Last Year: Mango and Avocado Salsa

Semolina Flatbread with Arugula, Mint, and Spinach Pesto Recipe

Semolina Flatbread:

¾ cup warm water

1 tablespoon olive oil

1 tablespoon honey

1 ½ cups bread flour

½ cup semolina flour

pinch sea salt

1 teaspoon rapid rise yeast

In a small bowl, or in a measuring cup, whisk together the warm water, olive oil, and honey.

In a large bowl, whisk together bread flour, semolina flour, pinch of salt, and rapid rise yeast.  Pour the water mixture into the flour mixture, stirring with a wooden spoon.  When the ingredients are well combined (the mixture will look a bit shaggy), start kneading the dough, still in the bowl, with your hands.  Knead the dough, turning it over onto itself several times, until it is smooth and somewhat shiny, about 3-4 minutes total.  Form the dough into a ball.  Drizzle a bit of olive oil over the top of the dough, then roll it around in the bowl to coat it all over with oil.  Cover the bowl with a sheet of plastic wrap or a moistened towel, and leave the dough to rise for 1 ½ to 2 hours, until it is large and puffy and more than doubled in size.  Alternately, you can cover the bowl with plastic wrap and then place it in the refrigerator to rise overnight.

While the dough is rising, make the pesto.

Arugula, Mint, and Spinach Pesto

½ cup packed fresh arugula

¼ sup packed fresh mint leaves

1 cup packed fresh spinach

1 large clove garlic, roughly smashed

1 teaspoon freshly grated lemon zest

2 tablespoons roasted almonds, chopped, sliced, or slivered

¼ cup extra virgin olive oil

¼ cup finely grated Parmesan cheese, plus another ¼ cup for topping the flatbread after it bakes

salt and pepper to taste

In the bowl of a food processor or in a blender, combine arugula, mint, spinach, garlic, lemon zest, almonds, olive oil, and ¼ cup of Parmesan cheese.  Add salt and pepper to taste (the cheese is a bit salty already, so you won’t require much additional salt).  Process or bend the ingredients until they are fully incorporated and have turned into a rich paste.  You will have to stop several times to scrape down the sides of the bowl or blender, but it is necessary in order to make sure all the ingredients are properly combined.

Makes about ¾ cup pesto.

Preheat oven to 500 degrees Fahrenheit.  Place a pizza stone or heavy baking sheet on the lower middle rack of the oven as it preheats.

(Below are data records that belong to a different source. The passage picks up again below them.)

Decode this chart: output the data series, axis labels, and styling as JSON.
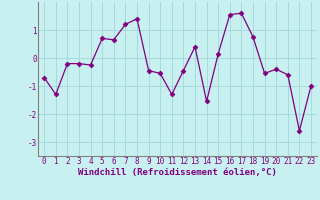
{
  "x": [
    0,
    1,
    2,
    3,
    4,
    5,
    6,
    7,
    8,
    9,
    10,
    11,
    12,
    13,
    14,
    15,
    16,
    17,
    18,
    19,
    20,
    21,
    22,
    23
  ],
  "y": [
    -0.7,
    -1.3,
    -0.2,
    -0.2,
    -0.25,
    0.7,
    0.65,
    1.2,
    1.4,
    -0.45,
    -0.55,
    -1.3,
    -0.45,
    0.4,
    -1.55,
    0.15,
    1.55,
    1.6,
    0.75,
    -0.55,
    -0.4,
    -0.6,
    -2.6,
    -1.0
  ],
  "line_color": "#800080",
  "marker": "D",
  "markersize": 2.5,
  "linewidth": 0.9,
  "background_color": "#c8f0f0",
  "grid_color": "#a0d8d8",
  "xlabel": "Windchill (Refroidissement éolien,°C)",
  "ylim": [
    -3.5,
    2.0
  ],
  "xlim": [
    -0.5,
    23.5
  ],
  "yticks": [
    -3,
    -2,
    -1,
    0,
    1
  ],
  "xticks": [
    0,
    1,
    2,
    3,
    4,
    5,
    6,
    7,
    8,
    9,
    10,
    11,
    12,
    13,
    14,
    15,
    16,
    17,
    18,
    19,
    20,
    21,
    22,
    23
  ],
  "tick_fontsize": 5.5,
  "xlabel_fontsize": 6.5
}
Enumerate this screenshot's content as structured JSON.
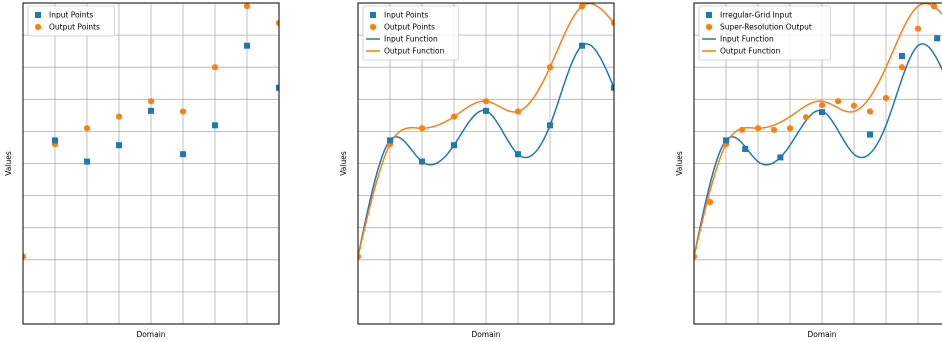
{
  "colors": {
    "input": "#1f77b4",
    "output": "#ff7f0e"
  },
  "chart_data": [
    {
      "type": "scatter",
      "xlabel": "Domain",
      "ylabel": "Values",
      "xlim": [
        0,
        8
      ],
      "ylim": [
        -2.0,
        8.0
      ],
      "grid": true,
      "legend": "top-left",
      "series": [
        {
          "name": "Input Points",
          "kind": "points",
          "marker": "square",
          "color": "input",
          "x": [
            1,
            2,
            3,
            4,
            5,
            6,
            7,
            8
          ],
          "y": [
            3.72,
            3.06,
            3.57,
            4.64,
            3.29,
            4.19,
            6.67,
            5.36
          ]
        },
        {
          "name": "Output Points",
          "kind": "points",
          "marker": "circle",
          "color": "output",
          "x": [
            0,
            1,
            2,
            3,
            4,
            5,
            6,
            7,
            8
          ],
          "y": [
            0.1,
            3.6,
            4.1,
            4.46,
            4.94,
            4.62,
            6.0,
            7.9,
            7.38
          ]
        }
      ]
    },
    {
      "type": "line",
      "xlabel": "Domain",
      "ylabel": "Values",
      "xlim": [
        0,
        8
      ],
      "ylim": [
        -2.0,
        8.0
      ],
      "grid": true,
      "legend": "top-left",
      "series": [
        {
          "name": "Input Points",
          "kind": "points",
          "marker": "square",
          "color": "input",
          "x": [
            1,
            2,
            3,
            4,
            5,
            6,
            7,
            8
          ],
          "y": [
            3.72,
            3.06,
            3.57,
            4.64,
            3.29,
            4.19,
            6.67,
            5.36
          ]
        },
        {
          "name": "Output Points",
          "kind": "points",
          "marker": "circle",
          "color": "output",
          "x": [
            0,
            1,
            2,
            3,
            4,
            5,
            6,
            7,
            8
          ],
          "y": [
            0.1,
            3.6,
            4.1,
            4.46,
            4.94,
            4.62,
            6.0,
            7.9,
            7.38
          ]
        },
        {
          "name": "Input Function",
          "kind": "curve",
          "color": "input",
          "x": [
            0,
            1,
            2,
            3,
            4,
            5,
            6,
            7,
            8
          ],
          "y": [
            0.1,
            3.72,
            3.06,
            3.57,
            4.64,
            3.29,
            4.19,
            6.67,
            5.36
          ]
        },
        {
          "name": "Output Function",
          "kind": "curve",
          "color": "output",
          "x": [
            0,
            1,
            2,
            3,
            4,
            5,
            6,
            7,
            8
          ],
          "y": [
            0.1,
            3.6,
            4.1,
            4.46,
            4.94,
            4.62,
            6.0,
            7.9,
            7.38
          ]
        }
      ]
    },
    {
      "type": "line",
      "xlabel": "Domain",
      "ylabel": "Values",
      "xlim": [
        0,
        8
      ],
      "ylim": [
        -2.0,
        8.0
      ],
      "grid": true,
      "legend": "top-left",
      "series": [
        {
          "name": "Irregular-Grid Input",
          "kind": "points",
          "marker": "square",
          "color": "input",
          "x": [
            1,
            1.6,
            2.7,
            4,
            5.5,
            6.5,
            7.6
          ],
          "y": [
            3.72,
            3.45,
            3.19,
            4.6,
            3.9,
            6.35,
            6.9
          ]
        },
        {
          "name": "Super-Resolution Output",
          "kind": "points",
          "marker": "circle",
          "color": "output",
          "x": [
            0,
            0.5,
            1,
            1.5,
            2,
            2.5,
            3,
            3.5,
            4,
            4.5,
            5,
            5.5,
            6,
            6.5,
            7,
            7.5
          ],
          "y": [
            0.1,
            1.8,
            3.6,
            4.05,
            4.1,
            4.05,
            4.1,
            4.44,
            4.82,
            4.94,
            4.8,
            4.62,
            5.04,
            6.0,
            7.2,
            7.9
          ]
        },
        {
          "name": "Input Function",
          "kind": "curve",
          "color": "input",
          "x": [
            0,
            1,
            2,
            3,
            4,
            5,
            6,
            7,
            8
          ],
          "y": [
            0.1,
            3.72,
            3.06,
            3.57,
            4.64,
            3.29,
            4.19,
            6.67,
            5.36
          ]
        },
        {
          "name": "Output Function",
          "kind": "curve",
          "color": "output",
          "x": [
            0,
            1,
            2,
            3,
            4,
            5,
            6,
            7,
            8
          ],
          "y": [
            0.1,
            3.6,
            4.1,
            4.46,
            4.94,
            4.62,
            6.0,
            7.9,
            7.38
          ]
        }
      ]
    }
  ]
}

Line a rimless or overturned baking sheet with a large piece of parchment paper, and set aside.

When the dough has fully risen (if you are taking the dough out of the refrigerator after it has risen overnight, allow it to rest on the counter for 20-30 minutes so it can lose some of its refrigerator chill and is easier to work with), turn it out onto a well-floured surface.  Using your hands, shape the dough into a 14-inch by 10-inch rectangle, gently stretching and poking the dough in order to coerce it into taking shape.  Place the rectangle of dough onto the parchment-lined baking sheet.  Spread the pesto over the surface of the dough, leaving a ½-inch border around the edges.

Slide the dough, still on its sheet of parchment paper, onto the heated baking sheet or pizza stone in the oven.  Bake for 10 minutes, until the edges of the dough are golden brown and slightly puffed.

If adding eggs to your flatbread, crack 3 to 4 eggs into a bowl.  After the flatbread has baked for 5 minutes, carefully pour the eggs onto the flatbread, directing the eggs as far from the edges as possible (if the eggs are too close to the edges they will simply slide off onto the hot baking sheet, which makes an incredible mess).  Bake the flatbread for an additional 5 minutes, until the egg whites are fully cooked and the egg yolks are slightly runny.  If you’d like your eggs firmer, add them a minute sooner so they have time to bake a minute longer.

Remove flatbread onto a wire rack to cool slightly.  Sprinkle with remaining ¼ cup grated Parmesan cheese.  When bread has cooled a bit, cut into squares and serve.